ABSTRACT

The permeability of a porous medium is the most important parameter that governs the flow and transport inside the reservoirs (of groundwater, oil & gas, geothermal etc.). Furthermore it is spatially heterogeneous. In practice, permeability of soil cores, which are collected from a few discrete locations, is measured in a laboratory. Afterwards, it is interpolated elsewhere by means of kriging. Sometimes pumping tests are conducted to estimate permeability. However the conventional pumping and injection tests cannot reveal in practice the spatial variability of permeability. We have developed an integrated approach where the permeability field is estimated based on the combination of permeability measured at few locations and time series of water table fluctuations at some observation wells during water injection.
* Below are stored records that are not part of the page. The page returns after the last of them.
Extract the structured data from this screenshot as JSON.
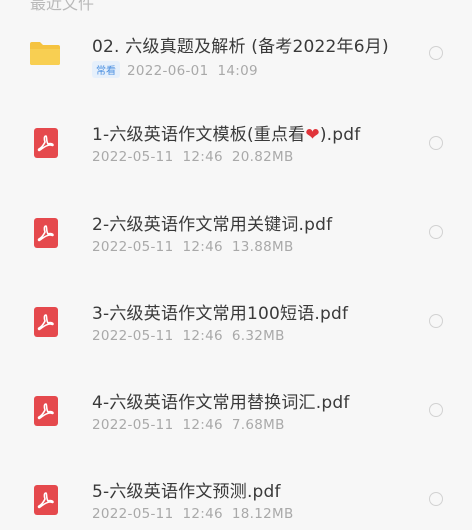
{
  "header": {
    "partial_text": "最近文件",
    "more_icon": "more-dots-icon"
  },
  "files": [
    {
      "icon": "folder-icon",
      "name": "02. 六级真题及解析 (备考2022年6月)",
      "badge": "常看",
      "date": "2022-06-01",
      "time": "14:09",
      "size": ""
    },
    {
      "icon": "pdf-icon",
      "name": "1-六级英语作文模板(重点看",
      "name_suffix": ").pdf",
      "emoji": "❤",
      "date": "2022-05-11",
      "time": "12:46",
      "size": "20.82MB"
    },
    {
      "icon": "pdf-icon",
      "name": "2-六级英语作文常用关键词.pdf",
      "date": "2022-05-11",
      "time": "12:46",
      "size": "13.88MB"
    },
    {
      "icon": "pdf-icon",
      "name": "3-六级英语作文常用100短语.pdf",
      "date": "2022-05-11",
      "time": "12:46",
      "size": "6.32MB"
    },
    {
      "icon": "pdf-icon",
      "name": "4-六级英语作文常用替换词汇.pdf",
      "date": "2022-05-11",
      "time": "12:46",
      "size": "7.68MB"
    },
    {
      "icon": "pdf-icon",
      "name": "5-六级英语作文预测.pdf",
      "date": "2022-05-11",
      "time": "12:46",
      "size": "18.12MB"
    }
  ],
  "colors": {
    "pdf_icon": "#e5494d",
    "folder_icon": "#f5c340",
    "badge_text": "#4a8fe0",
    "meta_text": "#a9a9a9"
  }
}
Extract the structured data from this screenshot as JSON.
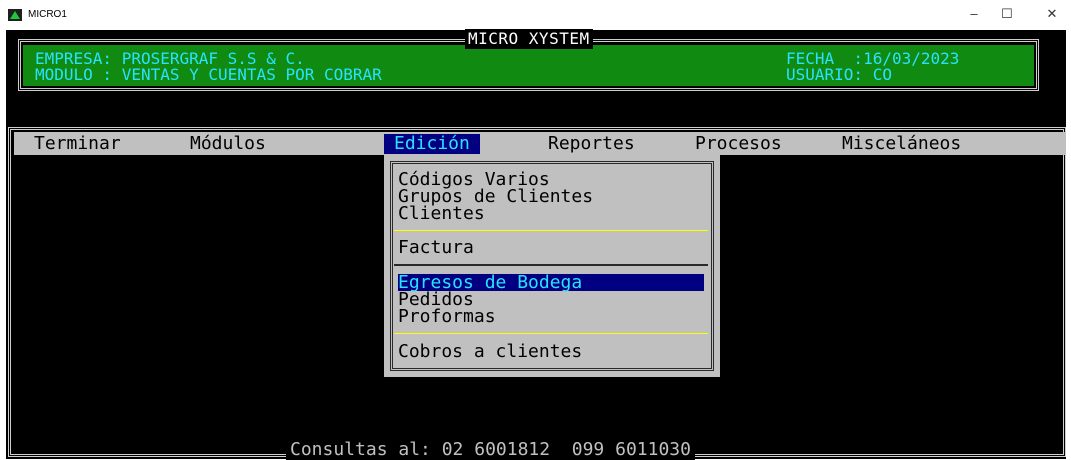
{
  "window": {
    "title": "MICRO1",
    "controls": {
      "minimize": "–",
      "maximize": "☐",
      "close": "✕"
    }
  },
  "header": {
    "system_title": "MICRO XYSTEM",
    "empresa_line": "EMPRESA: PROSERGRAF S.S & C.",
    "modulo_line": "MODULO : VENTAS Y CUENTAS POR COBRAR",
    "fecha_line": "FECHA  :16/03/2023",
    "usuario_line": "USUARIO: CO"
  },
  "menubar": {
    "items": [
      "Terminar",
      "Módulos",
      "Edición",
      "Reportes",
      "Procesos",
      "Misceláneos"
    ],
    "active": "Edición"
  },
  "dropdown": {
    "items": [
      "Códigos Varios",
      "Grupos de Clientes",
      "Clientes",
      "Factura",
      "Egresos de Bodega",
      "Pedidos",
      "Proformas",
      "Cobros a clientes"
    ],
    "selected": "Egresos de Bodega"
  },
  "footer": {
    "text": "Consultas al: 02 6001812  099 6011030"
  },
  "colors": {
    "background": "#000000",
    "header_green": "#108a10",
    "header_text": "#2ae2ff",
    "menu_gray": "#c0c0c0",
    "highlight": "#000080",
    "separator_yellow": "#ffff00"
  }
}
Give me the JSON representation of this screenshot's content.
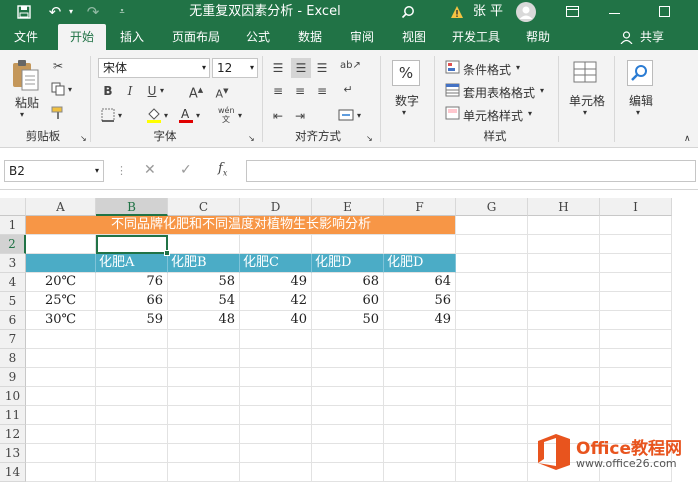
{
  "window": {
    "title": "无重复双因素分析 - Excel",
    "user": "张 平"
  },
  "tabs": [
    "文件",
    "开始",
    "插入",
    "页面布局",
    "公式",
    "数据",
    "审阅",
    "视图",
    "开发工具",
    "帮助"
  ],
  "share_label": "共享",
  "ribbon": {
    "paste_label": "粘贴",
    "font_name": "宋体",
    "font_size": "12",
    "number_label": "数字",
    "cond_format": "条件格式",
    "table_format": "套用表格格式",
    "cell_style": "单元格样式",
    "cells_label": "单元格",
    "edit_label": "编辑",
    "groups": {
      "clipboard": "剪贴板",
      "font": "字体",
      "align": "对齐方式",
      "styles": "样式"
    }
  },
  "namebox": "B2",
  "columns": [
    "A",
    "B",
    "C",
    "D",
    "E",
    "F",
    "G",
    "H",
    "I"
  ],
  "rows": [
    "1",
    "2",
    "3",
    "4",
    "5",
    "6",
    "7",
    "8",
    "9",
    "10",
    "11",
    "12",
    "13",
    "14"
  ],
  "sheet": {
    "title": "不同品牌化肥和不同温度对植物生长影响分析",
    "headers": [
      "化肥A",
      "化肥B",
      "化肥C",
      "化肥D",
      "化肥D"
    ],
    "data": [
      {
        "temp": "20℃",
        "values": [
          "76",
          "58",
          "49",
          "68",
          "64"
        ]
      },
      {
        "temp": "25℃",
        "values": [
          "66",
          "54",
          "42",
          "60",
          "56"
        ]
      },
      {
        "temp": "30℃",
        "values": [
          "59",
          "48",
          "40",
          "50",
          "49"
        ]
      }
    ]
  },
  "watermark": {
    "brand": "Office教程网",
    "url": "www.office26.com"
  },
  "colors": {
    "excel_green": "#217346",
    "title_fill": "#f79646",
    "header_fill": "#4bacc6"
  }
}
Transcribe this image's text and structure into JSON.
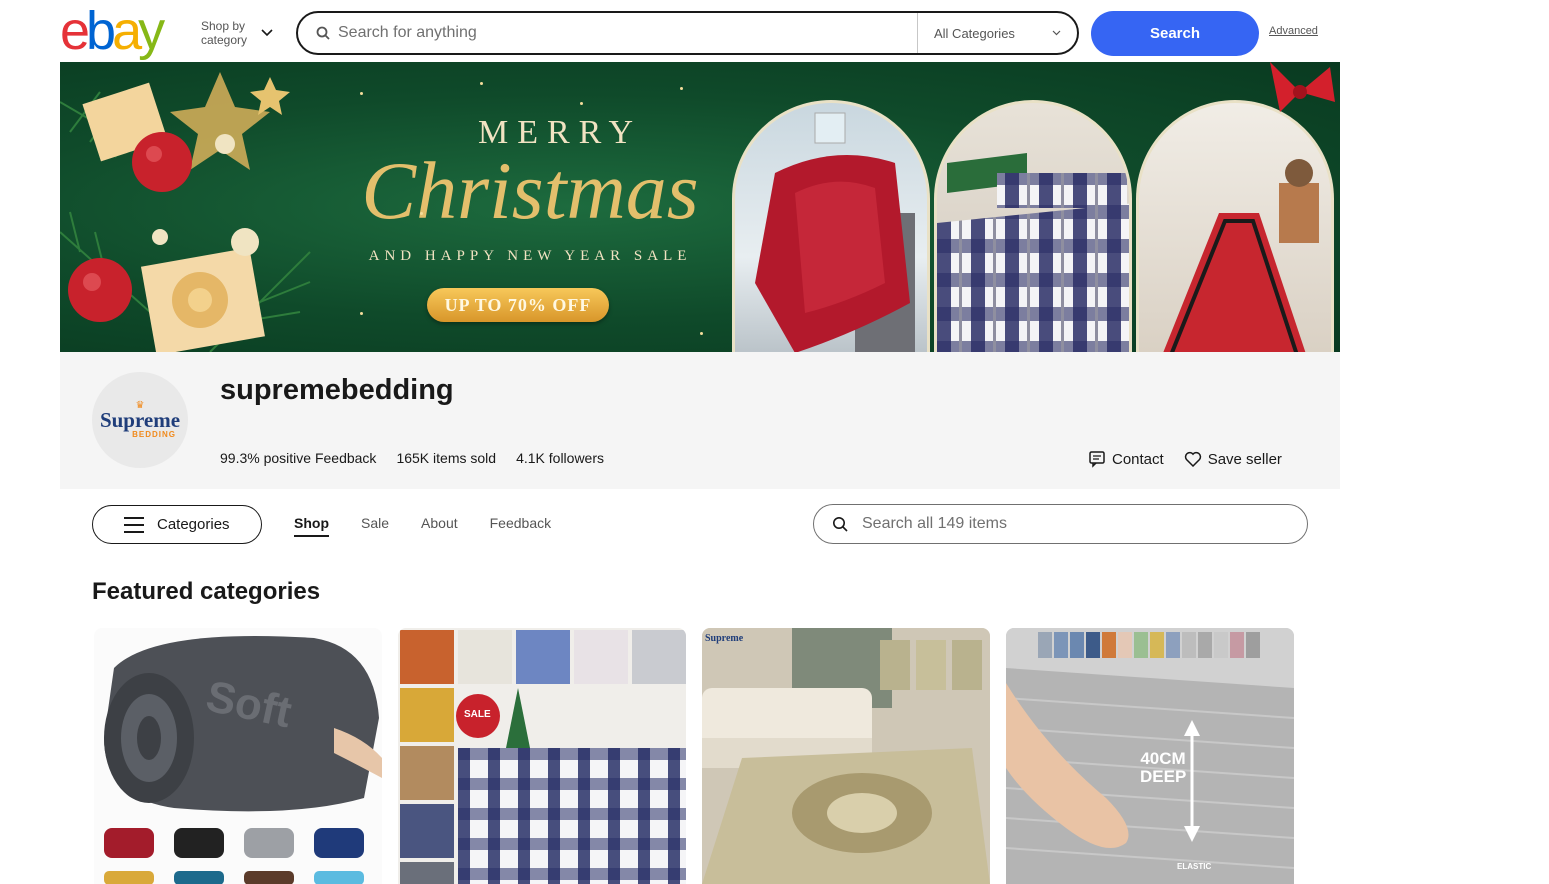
{
  "header": {
    "logo_letters": [
      "e",
      "b",
      "a",
      "y"
    ],
    "shop_by_label": "Shop by category",
    "search_placeholder": "Search for anything",
    "category_select": "All Categories",
    "search_button": "Search",
    "advanced_link": "Advanced"
  },
  "banner": {
    "line1": "MERRY",
    "line2": "Christmas",
    "line3": "AND HAPPY NEW YEAR SALE",
    "offer": "UP TO 70% OFF"
  },
  "seller": {
    "name": "supremebedding",
    "logo_text": "Supreme",
    "logo_subtext": "BEDDING",
    "feedback_value": "99.3%",
    "feedback_label": "positive Feedback",
    "sold_value": "165K",
    "sold_label": "items sold",
    "followers_value": "4.1K",
    "followers_label": "followers",
    "contact_label": "Contact",
    "save_label": "Save seller"
  },
  "store_nav": {
    "categories_label": "Categories",
    "tabs": [
      "Shop",
      "Sale",
      "About",
      "Feedback"
    ],
    "active_tab": "Shop",
    "search_placeholder": "Search all 149 items"
  },
  "featured": {
    "title": "Featured categories",
    "cards": [
      {
        "image_text": "Soft"
      },
      {
        "image_text": "SALE"
      },
      {
        "image_text": "Supreme"
      },
      {
        "image_text": "40CM DEEP",
        "image_subtext": "ELASTIC"
      }
    ]
  },
  "colors": {
    "search_blue": "#3665f3",
    "banner_green": "#0f4a2a",
    "gold": "#e3bf6c",
    "panel_gray": "#f5f5f5"
  }
}
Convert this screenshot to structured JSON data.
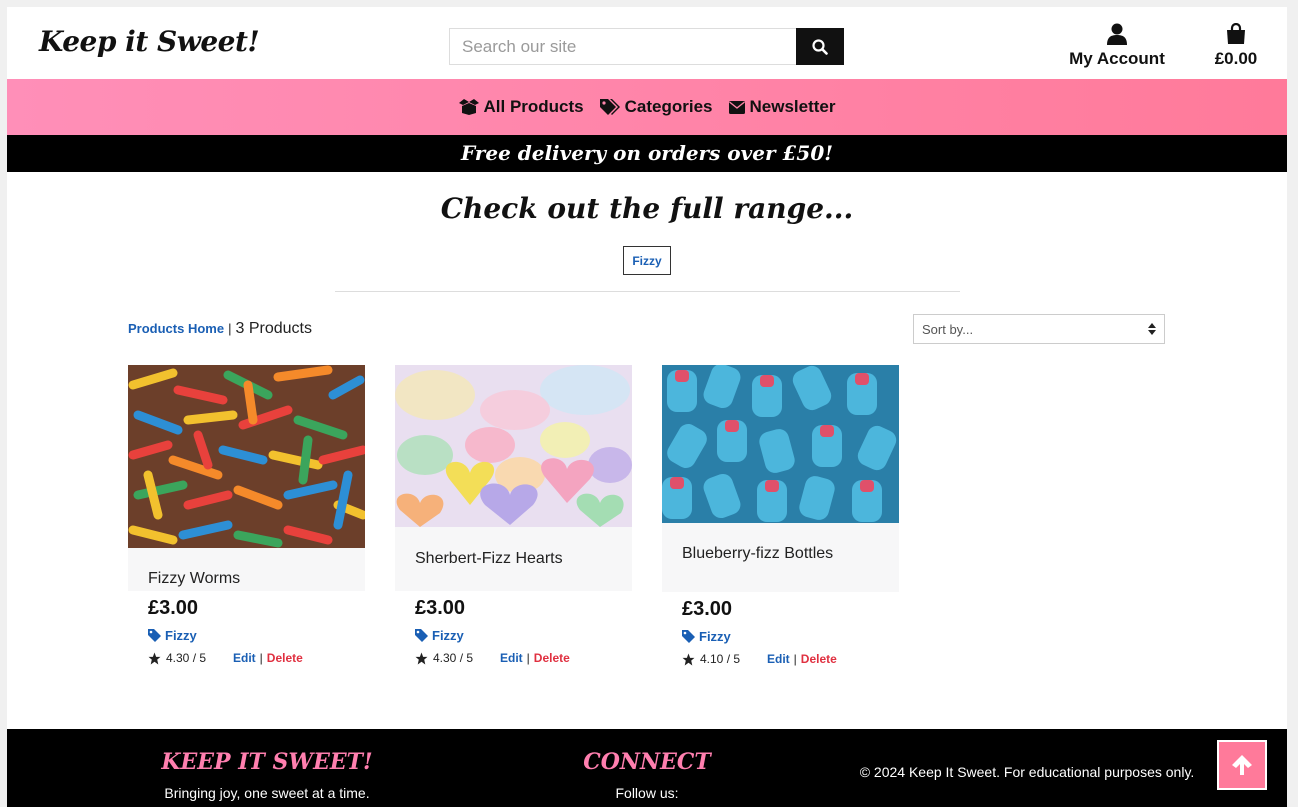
{
  "header": {
    "logo": "Keep it Sweet!",
    "search_placeholder": "Search our site",
    "account_label": "My Account",
    "bag_total": "£0.00"
  },
  "nav": {
    "items": [
      {
        "label": "All Products",
        "icon": "box-open-icon"
      },
      {
        "label": "Categories",
        "icon": "tags-icon"
      },
      {
        "label": "Newsletter",
        "icon": "envelope-icon"
      }
    ]
  },
  "banner": "Free delivery on orders over £50!",
  "main": {
    "title": "Check out the full range...",
    "category_filter": "Fizzy",
    "breadcrumb_link": "Products Home",
    "breadcrumb_sep": "|",
    "product_count": "3 Products",
    "sort_placeholder": "Sort by..."
  },
  "products": [
    {
      "name": "Fizzy Worms",
      "price": "£3.00",
      "category": "Fizzy",
      "rating": "4.30 / 5",
      "edit": "Edit",
      "delete": "Delete"
    },
    {
      "name": "Sherbert-Fizz Hearts",
      "price": "£3.00",
      "category": "Fizzy",
      "rating": "4.30 / 5",
      "edit": "Edit",
      "delete": "Delete"
    },
    {
      "name": "Blueberry-fizz Bottles",
      "price": "£3.00",
      "category": "Fizzy",
      "rating": "4.10 / 5",
      "edit": "Edit",
      "delete": "Delete"
    }
  ],
  "footer": {
    "brand": "KEEP IT SWEET!",
    "tagline": "Bringing joy, one sweet at a time.",
    "connect_title": "CONNECT",
    "follow": "Follow us:",
    "copyright": "© 2024 Keep It Sweet. For educational purposes only."
  },
  "colors": {
    "nav_gradient_start": "#ff8fb8",
    "nav_gradient_end": "#ff7a9a",
    "link_blue": "#1a5fb4",
    "delete_red": "#e03040",
    "footer_pink": "#ff7faf"
  }
}
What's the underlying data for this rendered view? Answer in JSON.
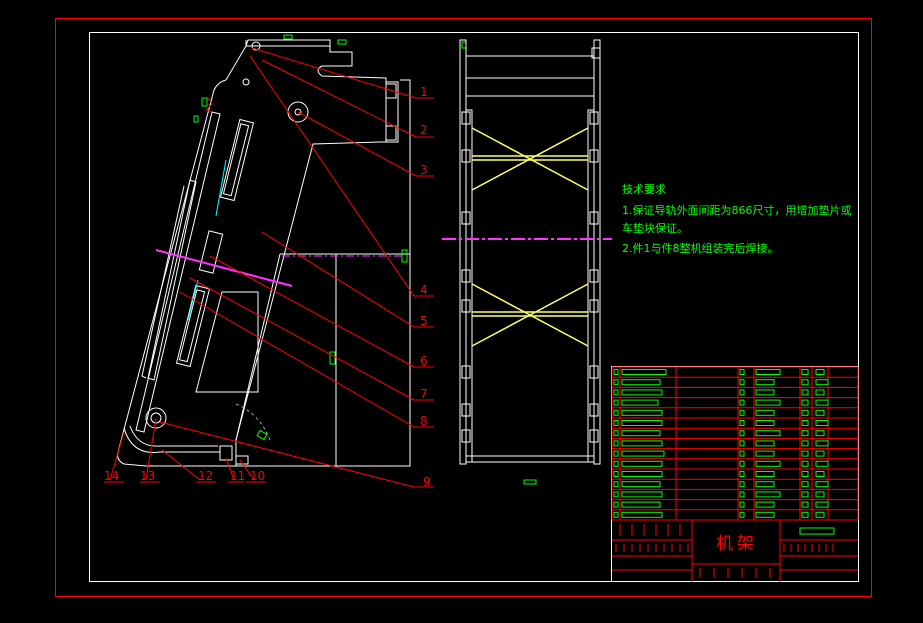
{
  "drawing_title": "机架",
  "tech_requirements": {
    "heading": "技术要求",
    "lines": [
      "1.保证导轨外面间距为866尺寸，用增加垫片或",
      "车垫块保证。",
      "2.件1与件8整机组装完后焊接。"
    ]
  },
  "callouts": {
    "right": [
      "1",
      "2",
      "3",
      "4",
      "5",
      "6",
      "7",
      "8",
      "9"
    ],
    "bottom": [
      "14",
      "13",
      "12",
      "11",
      "10"
    ]
  },
  "colors": {
    "background": "#000000",
    "outer_frame": "#ff0000",
    "inner_frame": "#ffffff",
    "leader": "#ff0000",
    "text": "#ff0000",
    "tech_text": "#00ff00",
    "brace": "#ffff66",
    "centerline": "#ff33ff",
    "marker": "#00ff00",
    "table_grid": "#ff0000",
    "table_fill": "#00ff00",
    "gray": "#a0a0a0"
  }
}
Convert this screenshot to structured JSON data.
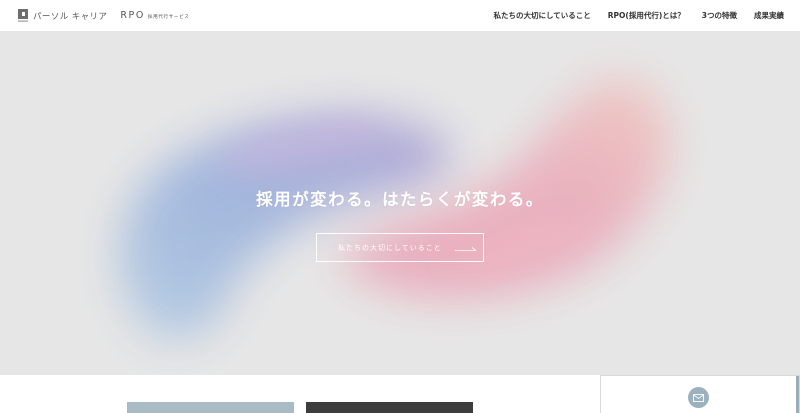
{
  "header": {
    "logo_text": "パーソル キャリア",
    "rpo_label": "RPO",
    "rpo_sub": "採用代行サービス",
    "nav": [
      {
        "label": "私たちの大切にしていること"
      },
      {
        "label": "RPO(採用代行)とは？"
      },
      {
        "label": "3つの特徴"
      },
      {
        "label": "成果実績"
      }
    ]
  },
  "hero": {
    "title": "採用が変わる。はたらくが変わる。",
    "button_label": "私たちの大切にしていること"
  },
  "colors": {
    "hero_bg": "#e6e6e6",
    "blob_blue": "#9fb9de",
    "blob_purple": "#b3a3d3",
    "blob_pink": "#e7a3b5",
    "accent_slate": "#9bb1bd"
  },
  "icons": {
    "logo": "persol-logo-icon",
    "arrow": "arrow-right-icon",
    "mail": "mail-icon"
  }
}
The estimation of permeability from water table fluctuation was solved via a stochastic inverse approach, namely the Ensemble Kalman Filter (EnKF). For EnKF, multiple stochastic realizations conditioned to direct measurements of permeability were generated by K-L expansion. We modeled the water table variation due to injection by solving Richards equation for 3-D unsaturated and saturated subsurface flow. The time varying water table change at various observation wells were assumed to be available for assimilation after different time intervals. Our results indicate that around the injection well, the estimated permeability was very close to true permeability and standard deviation was quite small. The RMSE of log permeability decreased to 0.6 from the initial value around 1. Estimation of permeability was performed considering different correlation length, mean and standard deviation of the heterogeneous field than the actual values. The results were robust even for choosing 50% larger standard deviation and correlation length as the initial guess for generating the ensemble than those of the true field. The estimated permeability fields were compared for different spatial interval of well. We observed that the ensemble mean of log permeability field was very poor when the well spacing was more than three times the correlation length of the permeability field.